Rankiem Chase obudził się jako pierwszy. Rozejrzawszy się po jaskini i śpiących osobach przeciągnął się i ziewnął. Udał się na stronę by załatwić swoje potrzeby. I wtedy gdy to wyszedł z jaskini za kilkoma drzewami zauważył coś. A raczej kogoś. A mianowicie Herobrinea który rozmawiał agresywnie z tutejszymi mobami. Postanowił się przyczaić i podsłuchać rozmowę.
-Nie obchodzi mnie to! Macie ich znaleźć i powstrzymać! Zwłaszcza tego czarnego wirusa! -Warknął wściekły Herobrine. Był mocno zły i t nie na żarty.
-A-Ale Panie!- Zaczał niepewnie jeden ze szkieletów.- Null jest zbyt silny dla nas!
-Właśnie- Odezwał się zombie- A ten Entity303 tym bardziej. -Herobrine na te słowa aż złapał się palcami za nasadę nosa.
-Czy ja wam mam powtarzać setki razy że TO JA WAMI RZĄDZĘ, A WY JESTEŚCIE BEZMYŚLNYMI MOBAMI!? NADAJĄCYMI SIĘ TYLKO DO WYKONYWANIA ROZKAZÓW?! -Ryknął wściekle. Gdy Białooki miał już zrobić jakiś ruch w kierunku mobów usłyszał głos Nulla. Chase przycupnął głębiej w krzaki by nie być zauważonym.

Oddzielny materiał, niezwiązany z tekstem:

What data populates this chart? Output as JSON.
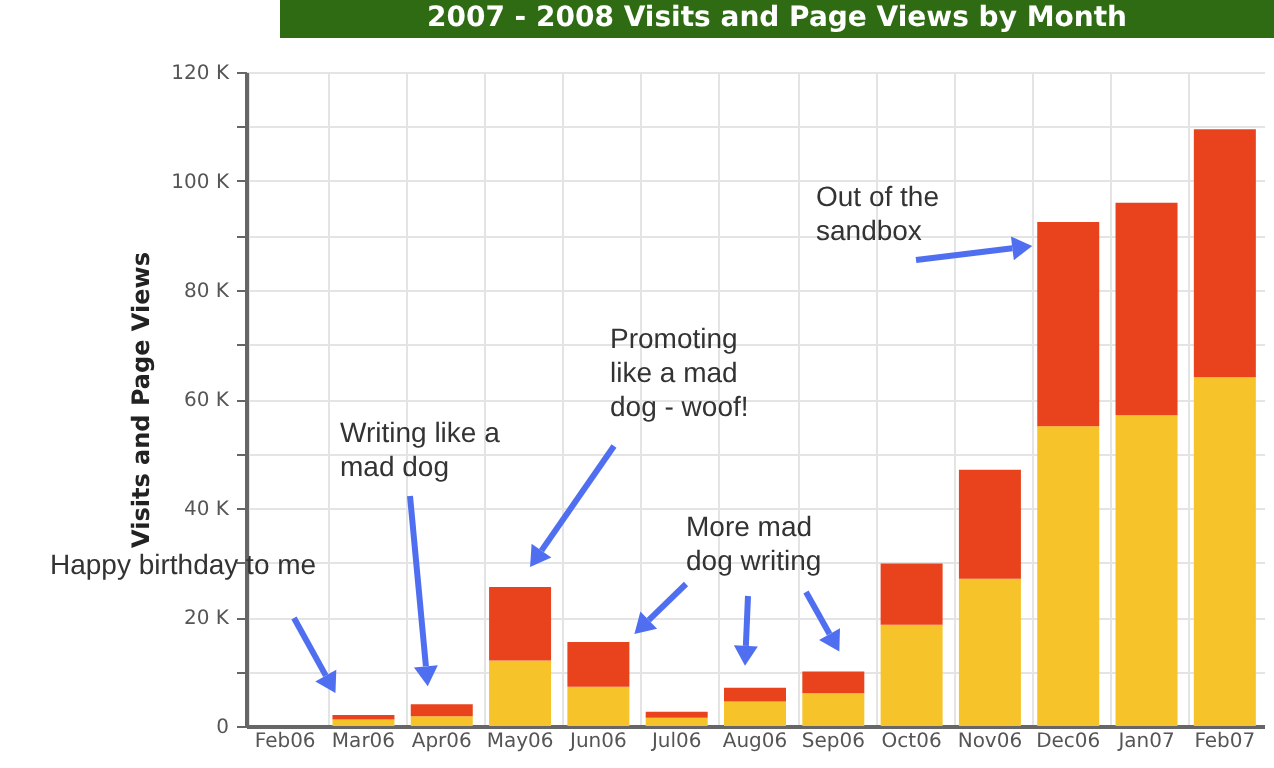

-Na Notcha, Hero, drzesz mordę jakbyś był w lawie kąpany!- Odezwał się siedząc, a raczej leżąc, na gałęzi drzewa. Co chwile jednak wrzucał sobie w paszczę- pokazując tym samym swoje białe zęby z niemałymi kłami- jeżyny i maliny.
-Co TY tu robisz?!- Warknął donośnym głosem szatyn
-A nic. Posilam się owockami.- Zamlaskał ze smakiem i wrzucił sobie do ust kolejny mały owoc.- Dobre są. Też powinieneś je zjeść. Może przestaniesz drzeć pizdę jak pojebany.- Null nie przebierał w słowach.
-Hah!- Zaśmiał się Herobrine- Teraz pamiętam za co cię polubiłem Null.
-Zamknij się. To było dawno. Spieprzyłeś to po całości Hero...- Null miał zimny i szorstki ton głosu. Po chwili wrzucił sobie do ust ostatnie owocki i zeskoczył z drzewa otrzepując ręce i podchodząc do Herobrinea.- Żałuję że zadawałem się z takim typem jak ty.
-Żałuję że wtedy cię uwolniłem- Warknął wściekły robiąc grymas nienawiści na twarzy.
-Jedno ci poradzę z dobrego serca Herobrine. -Tu podszedł do mężczyzny i zatrzymał się tuż przed nim.- Nie wchodź nam w paradę. Nie dostaniesz w łapy trzeciego wymiaru.- Jego ton głosu był tak niski że wywoływał gęsią skórkę. Po chwili odsunął się iw skazał na Moby.- A wy ani się ważcie kiwnąć łapą. Bo osobiście was wszystkich wytępię.- Na te słwoa Moby pouciekały w swoje ciemne czeluści gdzie to zazwyczaj się chowają albo do wody. Null olał totalnie wściekłość niegdyś przyjaciela i oddalił się jak gdyby nigdy nic. Bez boni, bez jakiejkolwiek spiny. Na luzie. Heorbrine ryknął wściekły i gdzieś znikł. Chase po podsłuchaniu całej rozmowy i zajścia udał się do jaskini. Nie chciał zdradzić swojej obecności wtedy tam przy rozmowie. Ale był pod wrażeniem jakim Null wykazał się totalnym olaniem Herobrinea. I tym spokojem. Co do tego miał wtedy racje, że nie oddadzą mu trzeciego wymiaru.